You can mix training data in the end-to-end format with labeled training data which has intent
s and action
s specified: Stories can have some steps defined by intents/actions and other steps defined directly by user or bot utterances.
We call it end-to-end training because policies can consume and predict actual text. For end-to-end user inputs, intents classified by the NLU pipeline and extracted entities are ignored.
Only Rule Policy and TED Policy allow end-to-end training.
-
RulePolicy
uses simple string matching during prediction. Namely, rules based on user text will only match if the user text strings inside your rules and input during prediction are identical. -
TEDPolicy
passes user text through an additional Neural Network to create hidden representations of the text. In order to obtain robust performance you need to provide enough training stories to capture a variety of user texts for any end-to-end dialogue turn.
Rasa policies are trained for next utterance selection. The only difference to creating utter_
response is how TEDPolicy
featurizes bot utterances. In case of an utter_
action, TEDPolicy
sees only the name of the action, while if you provide actual utterance using bot
key, TEDPolicy
will featurize it as textual input depending on the NLU configuration. This can help in case of similar utterances in slightly different situations.
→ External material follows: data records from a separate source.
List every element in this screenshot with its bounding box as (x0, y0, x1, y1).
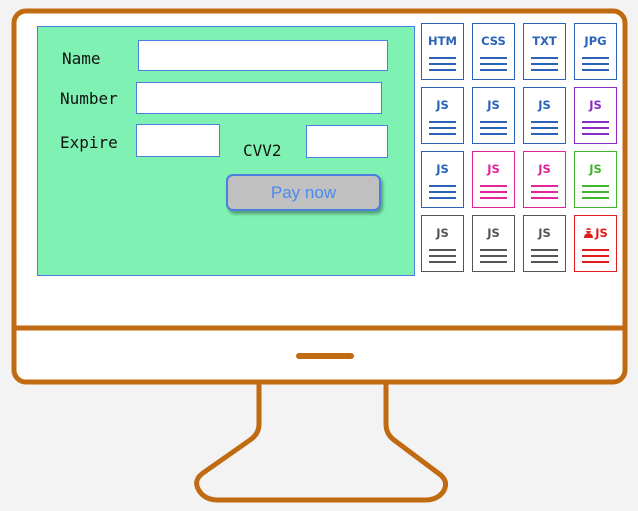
resource-file-label: JS (595, 226, 608, 240)
file-line-decoration (582, 249, 609, 251)
resource-file-label: JS (538, 162, 551, 176)
file-line-decoration (582, 191, 609, 193)
file-line-decoration (480, 249, 507, 251)
file-line-decoration (429, 63, 456, 65)
number-input[interactable] (136, 82, 382, 114)
resource-file-js: JS (472, 151, 515, 208)
file-line-decoration (429, 133, 456, 135)
number-label: Number (60, 89, 118, 108)
file-line-decoration (582, 63, 609, 65)
illustration: Name Number Expire CVV2 Pay now HTM CSS TX… (0, 0, 638, 511)
file-line-decoration (582, 69, 609, 71)
resource-file-label: JS (487, 162, 500, 176)
file-line-decoration (582, 121, 609, 123)
monitor-stand (194, 384, 449, 503)
cvv-label: CVV2 (243, 141, 282, 160)
file-line-decoration (480, 261, 507, 263)
resource-file-js: JS (523, 215, 566, 272)
file-line-decoration (531, 249, 558, 251)
resource-file-js: JS (472, 87, 515, 144)
file-line-decoration (531, 121, 558, 123)
hacker-icon (583, 226, 595, 240)
resource-file-label: JS (589, 162, 602, 176)
expire-input[interactable] (136, 124, 220, 157)
resource-file-jpg: JPG (574, 23, 617, 80)
resource-file-js: JS (421, 151, 464, 208)
file-line-decoration (480, 57, 507, 59)
file-line-decoration (531, 127, 558, 129)
resource-file-js: JS (574, 215, 617, 272)
file-line-decoration (531, 57, 558, 59)
file-line-decoration (429, 57, 456, 59)
file-line-decoration (531, 185, 558, 187)
resource-file-htm: HTM (421, 23, 464, 80)
file-line-decoration (531, 191, 558, 193)
resource-file-js: JS (523, 87, 566, 144)
name-input[interactable] (138, 40, 388, 71)
pay-now-button[interactable]: Pay now (226, 174, 381, 211)
file-line-decoration (582, 57, 609, 59)
file-line-decoration (531, 63, 558, 65)
resource-file-label-wrap: JS (575, 226, 616, 240)
file-line-decoration (429, 255, 456, 257)
file-line-decoration (480, 185, 507, 187)
resource-file-js: JS (472, 215, 515, 272)
file-line-decoration (582, 185, 609, 187)
resource-file-js: JS (523, 151, 566, 208)
resource-file-label: JS (589, 98, 602, 112)
file-line-decoration (531, 133, 558, 135)
resource-file-js: JS (421, 87, 464, 144)
resource-file-label: JPG (584, 34, 607, 48)
file-line-decoration (582, 261, 609, 263)
file-line-decoration (582, 133, 609, 135)
resource-file-label: JS (436, 162, 449, 176)
file-line-decoration (429, 197, 456, 199)
payment-form: Name Number Expire CVV2 Pay now (37, 26, 415, 276)
name-label: Name (62, 49, 101, 68)
file-line-decoration (582, 197, 609, 199)
file-line-decoration (480, 133, 507, 135)
expire-label: Expire (60, 133, 118, 152)
file-line-decoration (480, 255, 507, 257)
file-line-decoration (480, 127, 507, 129)
file-line-decoration (480, 197, 507, 199)
file-line-decoration (582, 255, 609, 257)
resource-file-label: TXT (532, 34, 557, 48)
file-line-decoration (582, 127, 609, 129)
resource-file-label: JS (487, 98, 500, 112)
file-line-decoration (429, 185, 456, 187)
cvv-input[interactable] (306, 125, 388, 158)
resource-file-js: JS (574, 87, 617, 144)
file-line-decoration (480, 121, 507, 123)
resource-file-css: CSS (472, 23, 515, 80)
file-line-decoration (429, 127, 456, 129)
resource-file-label: JS (436, 98, 449, 112)
resource-file-label: JS (436, 226, 449, 240)
file-line-decoration (480, 63, 507, 65)
file-line-decoration (429, 121, 456, 123)
file-line-decoration (480, 191, 507, 193)
resource-file-label: HTM (428, 34, 457, 48)
resource-file-label: CSS (481, 34, 506, 48)
file-line-decoration (429, 69, 456, 71)
resource-file-label: JS (538, 226, 551, 240)
resource-file-label: JS (538, 98, 551, 112)
file-line-decoration (531, 69, 558, 71)
file-line-decoration (429, 191, 456, 193)
file-line-decoration (429, 261, 456, 263)
file-line-decoration (531, 197, 558, 199)
file-line-decoration (531, 255, 558, 257)
file-line-decoration (480, 69, 507, 71)
resource-file-txt: TXT (523, 23, 566, 80)
file-line-decoration (531, 261, 558, 263)
resource-file-js: JS (421, 215, 464, 272)
file-line-decoration (429, 249, 456, 251)
resource-file-label: JS (487, 226, 500, 240)
resource-file-js: JS (574, 151, 617, 208)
However, this can also make things harder to learn because the fact that different utterances have similar texts make it easier for TEDPolicy
to confuse these utterances.
End-to-end training requires significantly more parameters in TEDPolicy
. Therefore, training an end-to-end model might require significant computational resources depending on how many end-to-end turns you have in your stories.